I see the greatest education need in the current context of Greece being the need for qualified volunteer teachers. The beneficiaries that I have had the chance of meeting and interacting have mentioned on several occasions, over and over again, about how appreciative they are of volunteers. However, the standard of teaching that is being delivered to these beneficiaries differs drastically and the short-term nature of the volunteer teachers is also not conducive to the learning. Thus, more often than not, students spend more time trying to adjust to the new teaching style rather than learning about new content. Furthermore, the attitude that some volunteer teachers bring to these classes – that this is something temporary, of no importance and for fun -, is being felt by the students. All these demotivate the students as they, too, have made a commitment to the schedule and duration of the course. Hence, by having volunteer teachers who are trained and know what it is that they are doing, brings a sense of importance and seriousness to these classes a. This in turn will let the students feel valued, worthy and thus, put in more effort in their studies.

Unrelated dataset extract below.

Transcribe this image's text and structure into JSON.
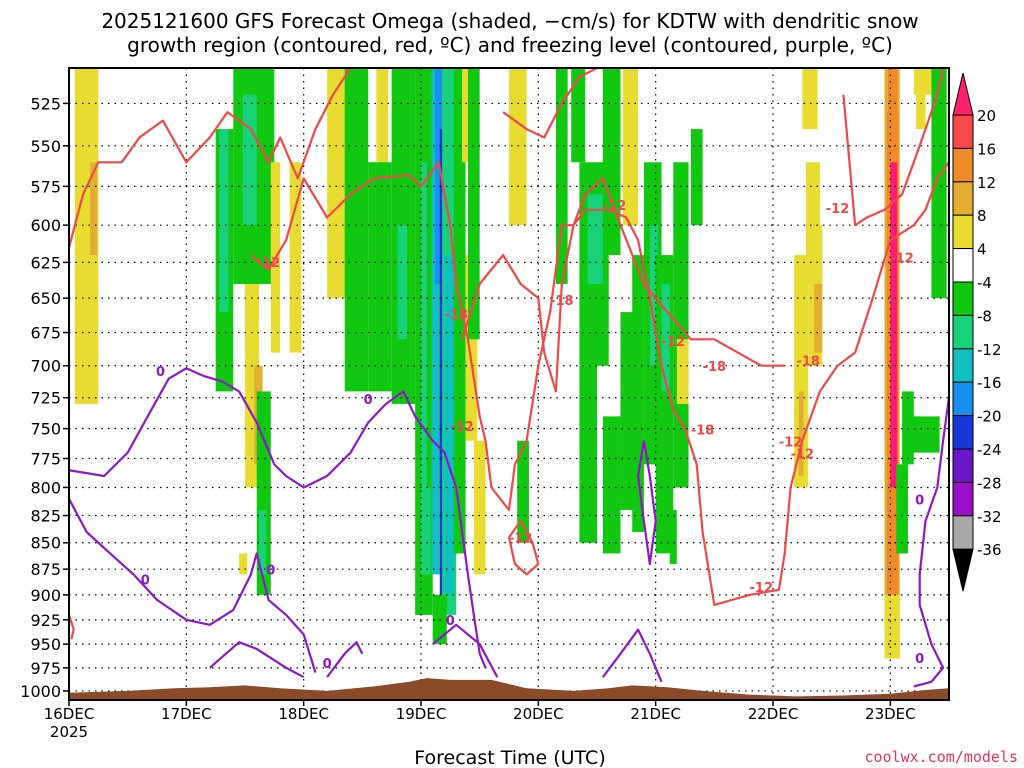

Q: What were your biggest achievements and also the challenges you encountered?

There were a lot of ups and downs during my time here: a connection made, a shared contact, providing information to organisations and beneficiaries, a volunteer who fell through, squats evictions, education programmes which were forced to shut down, just to name a few.

Yet, my biggest achievement, I would have to say is to have made the connection with Social Hacker’s Academy and having their students to come up with a pseudo-CRM programme for refugeeEd as part of their coding project. For refugeeEd - an organisation that seeks to improve the quality of education that is being provided to refugees -, to use a tailor-made program that is created from scratch by refugees, this, I felt, epitomises what we are trying to achieve here.

On the other hand, with the decrease of media attention, the situation in Greece is no longer in the forefront of people’s minds and when it comes to volunteering, people are choosing other places to go to rather than in Greece. Thus there are fewer volunteers coming to Greece. As a result, some education organisations are unable to carry out their basic operations (classes, activities, aid etc.) what’s more to say to increase their operations to fill the gap that was left by the government.

Thus, as the Field Coordinator of refugeeEd, the inability to provide qualified and/or experienced teachers due to the lack of sign-ups, has ended up placing me in the dilemma (more than once) of whether I should sacrifice my free time to help teach at these organisations. Having to battle my willingness to forgo my free time with the knowledge of how important protecting my free time is for self-care and hence, preventing burnout is my biggest challenge. And sad (or happy) to say, I’ve lost that battle on a couple of occasions.

Regardless, at the end of the day, I am only one and as the Field Coordinator of refugeeEd, I felt that my time could be better used promoting, refining the programme for volunteers so that there will be more volunteers to effect more help. But oh well, you can’t be logical and rational all the time.